Los cambios en el orden mundial se dan en todo ámbito. El envejecimiento de la especie trajo nuevas paradojas, como la necesidad de repensar empleo, salud, pensiones y oportunidades financieras y de entretenimiento, antes inexistentes. La Inteligencia Artificial y pronto su mezcla con la cuántica, cambió las guerras: sin drones y antidrones de última generación, es imposible ganar una confrontación bélica aún en conflictos internos, como es nuestro caso.
La democracia, que había llegado para quedarse y tomarse el mundo, está vencida por el autoritarismo y los guetos digitales.
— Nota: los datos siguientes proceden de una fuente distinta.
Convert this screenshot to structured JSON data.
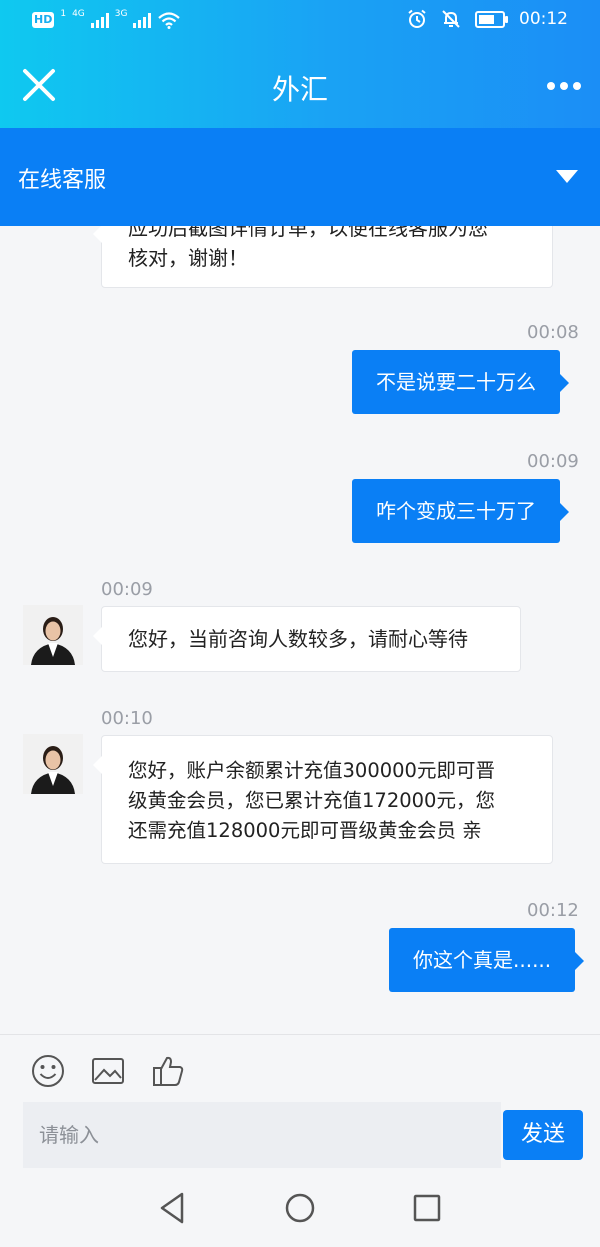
{
  "status_bar": {
    "network_badge": "HD",
    "network_sim": "1",
    "network_4g": "4G",
    "network_3g": "3G",
    "time": "00:12"
  },
  "header": {
    "title": "外汇"
  },
  "service_bar": {
    "label": "在线客服"
  },
  "messages": [
    {
      "text": "应功后截图详情订单，以便在线客服为您核对，谢谢！",
      "line1": "应功后截图详情订单，以便在线客服为您",
      "line2": "核对，谢谢！"
    },
    {
      "time": "00:08",
      "text": "不是说要二十万么"
    },
    {
      "time": "00:09",
      "text": "咋个变成三十万了"
    },
    {
      "time": "00:09",
      "text": "您好，当前咨询人数较多，请耐心等待"
    },
    {
      "time": "00:10",
      "line1": "您好，账户余额累计充值300000元即可晋",
      "line2": "级黄金会员，您已累计充值172000元，您",
      "line3": "还需充值128000元即可晋级黄金会员 亲"
    },
    {
      "time": "00:12",
      "text": "你这个真是......"
    }
  ],
  "composer": {
    "placeholder": "请输入",
    "send_label": "发送"
  },
  "colors": {
    "accent": "#0a7ff5",
    "header_start": "#0fc9f0",
    "header_end": "#1b8ef6"
  },
  "icons": {
    "toolbar": [
      "emoji-icon",
      "image-icon",
      "thumbs-up-icon"
    ],
    "nav": [
      "back-icon",
      "home-icon",
      "recents-icon"
    ]
  }
}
La libertad de expresión, sublimada en las redes que todo lo distorsionan y crean grupos de humanos que piensan igual, sin diversidad, no se ve ya como un derecho: para el autoritarismo es una amenaza. La apertura a influencias globales ha sido reemplazada por aranceles y desconfianza regional y mundial, fruto de la ideologización, de la polarización y del regreso de la fuerza.
Se han deteriorado los íconos globales: la democracia tenía uno en los Estados Unidos, donde ahora persiguen a la academia, a los medios, a los opositores y a todo cuanto se salga de su propia visión politizada y plutocrática de la realidad. La economía de EE. UU. lucha por imparcialidad en su información, cuando despiden a quienes publican cifras que no gustan en la Casa Blanca. La Iglesia Católica muestra su rechazo a los operativos anti-migración y a la negación de la crisis climática. La violencia política subió podio electoral norteamericano, donde asesinaron al equivalente de Miguel Uribe, en circunstancias también terriblemente disruptivas.
Europa revive los años treinta del siglo pasado, con extremismos, guerra potencialmente generalizada, esta vez con la amenaza nuclear a la vuelta de la esquina. Los europeos viven inestabilidad, hasta el punto de que Italia parezca lo más sensato.
El mundo en desarrollo ha avanzado, sin duda, en lucha contra la pobreza y en libertades. Pero no logra dar el salto hacia la prosperidad. Primero porque no se une. Segundo, porque en muchos casos prefiere, perezoso, aprovechar las preferencias que ser subdesarrollado trae en materia comercial y política.
China ha decidido no ser más país en desarrollo. El mes pasado, el primer ministro, Li Qiang, informó a la Organización Mundial de Comercio que su país ya no quiere recibir trato preferencial en asuntos como propiedad intelectual, servicios o desgravación del sector agrícola. Tampoco pedirá asistencia técnica para cumplir sus compromisos comerciales. Y manifestó su apoyo explícito, para que otros países en desarrollo mantengan los privilegios.
China, para efectos económicos y a pesar de sus 400 millones de pobres, se salió del mundo en desarrollo y entró solemnemente al desarrollado, al cual ya había migrado en materia geopolítica, militar, tecnológica y ambiental. Su nuevo estatus cambia el comercio como cambió la política. China competirá de igual a igual con Europa y EE. UU., aliviando con éste la tensión arancelaria.
Se abre para los países en desarrollo una fuente de cooperación inmensa que debemos analizar.